With so many options, it can be daunting to decide on the right credit card, but there are some tips that can help you to narrow down your choices. 

Assess the Benefits

We’ve already touched on this, but it is important that the card provides benefits and perks that have value for you. So, think about your typical spending habits and preferences, looking for cards that match your requirements rather than trying to adapt to fit the card perks. It is all well and good to have a card with a benefits package valued at thousands of dollars, but if you won’t use these freebies, then they are worthless to you. 

Read the Fine Print

Every financial product, including credit cards, is accompanied by pages of fine print. While it is tempting to skip over the boring stuff and get right to the card application, you need to take the time to read through this document. 

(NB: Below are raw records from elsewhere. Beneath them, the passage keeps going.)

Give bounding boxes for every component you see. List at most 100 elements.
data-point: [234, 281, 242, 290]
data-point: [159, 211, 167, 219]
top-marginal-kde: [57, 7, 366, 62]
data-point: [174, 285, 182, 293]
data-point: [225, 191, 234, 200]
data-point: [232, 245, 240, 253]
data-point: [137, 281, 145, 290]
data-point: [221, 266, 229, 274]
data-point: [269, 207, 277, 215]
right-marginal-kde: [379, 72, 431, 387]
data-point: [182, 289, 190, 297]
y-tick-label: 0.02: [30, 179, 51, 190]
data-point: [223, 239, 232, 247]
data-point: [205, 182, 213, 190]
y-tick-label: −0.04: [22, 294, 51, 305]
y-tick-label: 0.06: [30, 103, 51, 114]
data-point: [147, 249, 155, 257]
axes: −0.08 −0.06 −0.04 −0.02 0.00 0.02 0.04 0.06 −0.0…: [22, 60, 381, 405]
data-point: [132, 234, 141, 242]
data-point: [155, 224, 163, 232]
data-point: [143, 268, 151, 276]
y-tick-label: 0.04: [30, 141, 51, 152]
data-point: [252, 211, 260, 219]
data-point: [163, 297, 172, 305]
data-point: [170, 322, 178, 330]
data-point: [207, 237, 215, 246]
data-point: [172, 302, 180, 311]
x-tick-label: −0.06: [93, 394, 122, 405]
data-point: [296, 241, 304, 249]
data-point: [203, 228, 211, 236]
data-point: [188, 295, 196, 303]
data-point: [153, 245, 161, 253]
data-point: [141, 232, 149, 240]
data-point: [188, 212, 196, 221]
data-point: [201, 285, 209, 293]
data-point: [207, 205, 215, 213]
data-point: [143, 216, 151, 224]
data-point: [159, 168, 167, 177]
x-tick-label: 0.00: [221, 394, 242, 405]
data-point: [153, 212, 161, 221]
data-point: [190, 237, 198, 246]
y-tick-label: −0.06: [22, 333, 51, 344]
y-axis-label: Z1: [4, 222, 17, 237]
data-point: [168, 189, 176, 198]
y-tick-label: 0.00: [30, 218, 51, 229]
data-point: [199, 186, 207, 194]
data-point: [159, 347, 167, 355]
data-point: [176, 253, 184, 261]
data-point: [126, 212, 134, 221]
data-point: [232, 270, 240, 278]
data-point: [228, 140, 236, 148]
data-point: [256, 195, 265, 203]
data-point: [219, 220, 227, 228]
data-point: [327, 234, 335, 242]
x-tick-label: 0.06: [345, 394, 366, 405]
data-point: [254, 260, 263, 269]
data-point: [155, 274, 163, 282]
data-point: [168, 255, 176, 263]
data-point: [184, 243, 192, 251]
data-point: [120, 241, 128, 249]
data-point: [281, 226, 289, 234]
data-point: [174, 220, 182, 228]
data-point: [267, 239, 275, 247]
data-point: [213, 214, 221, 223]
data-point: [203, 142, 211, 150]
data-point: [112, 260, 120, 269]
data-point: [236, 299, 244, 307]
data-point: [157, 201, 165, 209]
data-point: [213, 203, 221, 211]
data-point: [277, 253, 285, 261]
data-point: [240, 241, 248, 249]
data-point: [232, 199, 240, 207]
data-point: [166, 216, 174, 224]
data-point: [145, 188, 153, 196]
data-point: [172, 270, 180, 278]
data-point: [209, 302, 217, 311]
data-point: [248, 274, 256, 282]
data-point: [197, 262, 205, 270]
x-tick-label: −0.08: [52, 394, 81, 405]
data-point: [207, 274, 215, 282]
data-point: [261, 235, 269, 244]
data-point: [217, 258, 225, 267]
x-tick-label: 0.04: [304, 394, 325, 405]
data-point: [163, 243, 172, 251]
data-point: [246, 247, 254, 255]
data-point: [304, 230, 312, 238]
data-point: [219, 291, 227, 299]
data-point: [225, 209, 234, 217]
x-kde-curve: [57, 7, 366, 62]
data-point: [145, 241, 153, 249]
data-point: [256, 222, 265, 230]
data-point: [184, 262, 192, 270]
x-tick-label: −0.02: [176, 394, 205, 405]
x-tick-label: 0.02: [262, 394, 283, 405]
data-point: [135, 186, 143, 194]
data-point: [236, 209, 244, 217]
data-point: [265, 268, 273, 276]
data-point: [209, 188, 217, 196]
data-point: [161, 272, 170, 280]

The terms and conditions will detail how much you will pay as an annual fee, along with what charges will apply if you use your card outside the US, transfer a balance or want to make a cash advance. While these fees often seem like a small percentage, the charges can quickly add up. 

Don’t Apply Multiple Times

Each time you apply for a new credit card, the issuer will run a credit check and this can be logged on your credit report. When you have multiple applications, even if they are approved, it can be a red flag to potential lenders, harming your credit. 

While there are no approval guarantees, try to avoid applying for cards that you are likely to be declined. Even if a card looks like it would be perfect for you, if you don’t have the required credit score or you’ve just been approved for another credit product, wait a while.